Structure: Planner → Executor → Verifier → Feedback (loop)
Use Cases:
- Knowledge retrieval with citation validation
- Code generation with test execution and verification
- Research assistants that require output quality control
Pros:
- High assurance and correctness
- Easier to extend or fine-tune components independently
- Can apply reflection or retry logic
Cons:
- Slower due to extra verification steps
- More complex to design and maintain
Hierarchical Supervisor
A multi-agent setup where a top-level supervisor agent delegates tasks to sub-agents, each responsible for a specialized domain or workflow segment.

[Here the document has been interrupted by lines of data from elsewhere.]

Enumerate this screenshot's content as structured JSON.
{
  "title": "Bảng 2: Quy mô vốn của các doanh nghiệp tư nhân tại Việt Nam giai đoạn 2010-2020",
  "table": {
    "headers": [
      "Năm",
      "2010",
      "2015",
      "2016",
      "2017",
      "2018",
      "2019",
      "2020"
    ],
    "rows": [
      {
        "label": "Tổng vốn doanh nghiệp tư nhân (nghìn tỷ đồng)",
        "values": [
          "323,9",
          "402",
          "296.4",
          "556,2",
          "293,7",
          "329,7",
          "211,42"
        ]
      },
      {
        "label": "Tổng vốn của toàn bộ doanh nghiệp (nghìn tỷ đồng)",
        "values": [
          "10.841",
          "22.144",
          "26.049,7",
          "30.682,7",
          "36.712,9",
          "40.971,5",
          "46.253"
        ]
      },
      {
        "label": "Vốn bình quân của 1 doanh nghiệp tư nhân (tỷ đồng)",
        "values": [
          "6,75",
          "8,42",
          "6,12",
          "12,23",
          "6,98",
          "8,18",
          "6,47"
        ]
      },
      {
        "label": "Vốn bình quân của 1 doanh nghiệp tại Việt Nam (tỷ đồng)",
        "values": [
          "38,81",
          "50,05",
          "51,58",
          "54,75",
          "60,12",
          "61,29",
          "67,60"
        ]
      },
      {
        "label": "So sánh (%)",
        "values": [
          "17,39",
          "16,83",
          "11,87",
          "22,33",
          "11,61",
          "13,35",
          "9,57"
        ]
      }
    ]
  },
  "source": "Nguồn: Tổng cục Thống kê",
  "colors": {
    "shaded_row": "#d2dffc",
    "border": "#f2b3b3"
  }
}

Like a project manager assigning tasks to a team of experts.
Structure:
Supervisor Agent
├── Sub-Agent A (e.g., Search)
├── Sub-Agent B (e.g., Write)
├── Sub-Agent C (e.g., Verify)
Use Cases:
- Complex workflows (e.g., customer support, software troubleshooting)
- Multi-modal tasks (e.g., combining visual, textual, and code outputs)
- DevOps or business process orchestration
Pros:
- High scalability and reusability
- Enables specialization (sub-agents can be domain-specific)
- Parallelization and modular retry
Cons:
- Harder to coordinate and monitor
- Requires robust communication between agents
- Latency and resource overhead increase
Reflexive / Meta-Agent
An advanced form where an agent observes and improves its own behavior over time, potentially adjusting its planning or reasoning logic dynamically. Like a person reflecting on their work habits and improving over time.
Use Cases:
- Agents that evolve with usage (self-learning)
- Systems that tune their own prompts or tool strategies
- Research assistants that adapt based on result quality
Pros:
- Strong adaptability
- Ideal for experimentation and iterative learning
Cons:
- Complex, harder to debug
- Risk of unintended behavior if not constrained
Choose Your Framework
After you’ve done the architectural thinking—defining how your agent thinks, how it functions, and how it’s structured—it’s time to choose a framework to support your implementation.
Friendly advice:
- Start with your design → then pick a tool.
- Don’t force your architecture to fit a framework’s mold.
- For simple agents, consider starting without a framework, then add one only when needed.
Example
- Design: ReAct-style agent with long-term memory and verification
- Architecture: Planner → Executor → Verifier
- Tools Needed: Search tool, calculator, knowledge base
- Framework fit: Use LangChain with ReAct + custom tool integrations + a Verifier step.